La canciller realizó esas declaraciones en Berlín, pocas horas antes de recibir al presidente del Gobierno español, Mariano Rajoy, con quien, entre otros asuntos, trató la crisis migratoria que sufre Europa. Al ser preguntado por los periodistas, si España estaría dispuesta a aceptar cuotas obligatorias de refugiados, Rajoy emplazó a los informadores a hablar de este asunto hoy en la conferencia de prensa que ofrecerá junto a la canciller.

Los diarios señalan que España defiende una solución integral de la UE al problema de los asilados y recalca la necesidad de cooperar con los países de origen y tránsito de estas personas. La vicepresidenta del Gobierno, Soraya Sáenz de Santamaría, afirmó ayer, en una entrevista en la Cadena SER, que la capacidad de acogida de España está «saturada». Al respecto indicó que España «a diferencia de otros estados miembros de la UE, hace un esfuerzo muy grande» en la acogida de inmigrantes de origen económico que llegan a sus costas, una «presión migratoria» que va en aumento.

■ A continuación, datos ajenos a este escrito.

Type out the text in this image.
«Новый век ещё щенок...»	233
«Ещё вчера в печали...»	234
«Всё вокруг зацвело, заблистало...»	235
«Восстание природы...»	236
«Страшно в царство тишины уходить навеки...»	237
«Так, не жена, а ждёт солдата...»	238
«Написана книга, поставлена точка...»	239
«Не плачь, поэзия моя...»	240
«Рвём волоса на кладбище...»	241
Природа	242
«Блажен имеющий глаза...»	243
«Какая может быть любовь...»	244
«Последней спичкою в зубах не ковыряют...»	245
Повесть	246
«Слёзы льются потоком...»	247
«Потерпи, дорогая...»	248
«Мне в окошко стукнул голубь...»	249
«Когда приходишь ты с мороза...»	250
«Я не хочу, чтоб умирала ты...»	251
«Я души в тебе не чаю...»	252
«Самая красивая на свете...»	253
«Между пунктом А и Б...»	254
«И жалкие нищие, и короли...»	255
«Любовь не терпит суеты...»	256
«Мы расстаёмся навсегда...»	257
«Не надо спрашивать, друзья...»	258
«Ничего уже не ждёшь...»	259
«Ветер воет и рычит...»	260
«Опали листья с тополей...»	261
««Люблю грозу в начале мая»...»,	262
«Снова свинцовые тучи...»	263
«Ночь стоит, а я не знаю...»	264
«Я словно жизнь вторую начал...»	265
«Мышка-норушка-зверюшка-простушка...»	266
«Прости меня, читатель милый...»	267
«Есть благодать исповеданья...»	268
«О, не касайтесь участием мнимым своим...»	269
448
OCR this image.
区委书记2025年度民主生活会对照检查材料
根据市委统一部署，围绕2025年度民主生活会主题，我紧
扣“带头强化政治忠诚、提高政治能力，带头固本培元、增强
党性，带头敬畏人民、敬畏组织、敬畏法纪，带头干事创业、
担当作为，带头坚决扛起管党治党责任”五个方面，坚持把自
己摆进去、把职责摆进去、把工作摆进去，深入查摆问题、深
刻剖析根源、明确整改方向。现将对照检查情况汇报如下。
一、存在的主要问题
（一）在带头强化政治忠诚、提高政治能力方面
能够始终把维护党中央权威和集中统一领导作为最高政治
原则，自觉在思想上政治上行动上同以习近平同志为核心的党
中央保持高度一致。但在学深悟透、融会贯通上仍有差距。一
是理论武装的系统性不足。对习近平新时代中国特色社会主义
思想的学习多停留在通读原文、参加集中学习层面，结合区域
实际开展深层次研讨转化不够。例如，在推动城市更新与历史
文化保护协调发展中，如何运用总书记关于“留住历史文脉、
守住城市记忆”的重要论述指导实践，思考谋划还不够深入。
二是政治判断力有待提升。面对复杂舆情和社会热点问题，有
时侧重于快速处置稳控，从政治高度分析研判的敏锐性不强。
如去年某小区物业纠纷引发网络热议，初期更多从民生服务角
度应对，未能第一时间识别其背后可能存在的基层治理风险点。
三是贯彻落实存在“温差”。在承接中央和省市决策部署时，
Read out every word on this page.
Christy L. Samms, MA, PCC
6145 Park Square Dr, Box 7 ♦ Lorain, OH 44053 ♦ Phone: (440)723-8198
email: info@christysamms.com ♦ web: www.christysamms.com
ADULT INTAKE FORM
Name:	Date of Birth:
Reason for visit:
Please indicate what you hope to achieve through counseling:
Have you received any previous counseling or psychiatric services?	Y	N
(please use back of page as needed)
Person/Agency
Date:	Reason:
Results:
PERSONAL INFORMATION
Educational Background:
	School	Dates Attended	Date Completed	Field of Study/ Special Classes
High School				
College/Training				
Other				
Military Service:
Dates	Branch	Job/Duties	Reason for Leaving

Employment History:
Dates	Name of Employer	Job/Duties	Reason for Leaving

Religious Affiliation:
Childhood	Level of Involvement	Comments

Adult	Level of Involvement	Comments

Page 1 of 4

El secretario general de PSOE, Pedro Sánchez, pidió ayer a la vicepresidenta que España encabece una eventual política común de migración en la UE para dar respuesta a la masiva llegada de refugiados. En este sentido, el portavoz del PSOE en el Congreso, Antonio Hernando, pidió a Rajoy que no sea «cicatero e insolidario» y que España dé refugio a unos 4.000 desplazados de guerras como la de Siria y dote de medios suficientes a las comunidades autónomas para distribuir su acogida.

El secretario de Estado de Relaciones con las Cortes, José Luis Ayllón, pidió «responsabilidad» al PSOE y se mostró sorprendido de que «un partido que ha gobernado España más que ningún otro» entre en un debate de cifras sobre inmigración.

CUMBRE DE MINISTROS DE EXTERIORES

 

Los ministros de Exteriores de la UE discutirán con sus homólogos de Turquía y los Balcanes occidentales la crisis de los refugiados y el auge de la inmigración en su reunión informal de Luxemburgo prevista pares este viernes y sábado.

El vicepresidente de la Comisión Europea aseguró ayer en Calais (Francia) que el Ejecutivo comunitario está «plenamente movilizado». Timmermans realizó una visita a Calais, donde se agolpan unos 3.000 inmigrantes que intentan pasar al Reino Unido, junto al primer ministro francés, Manuel Valls. El vicepresidente insistió en la propuesta de un «reparto equitativo» para los refugiados, sin que «nadie se pueda esconder». Timmermans pidió «solidaridad» y «respeto» a los valores de la UE.

Mientras, Austria reforzó ayer los controles policiales en su frontera oriental para dificultar el trabajo de las bandas que trafican con inmigrantes. Al menos dos trenes, con centenares de refugiados a bordo, que salieron de Budapest rumbo a Viena, fueron retenidos ayer en la frontera austro-húngara.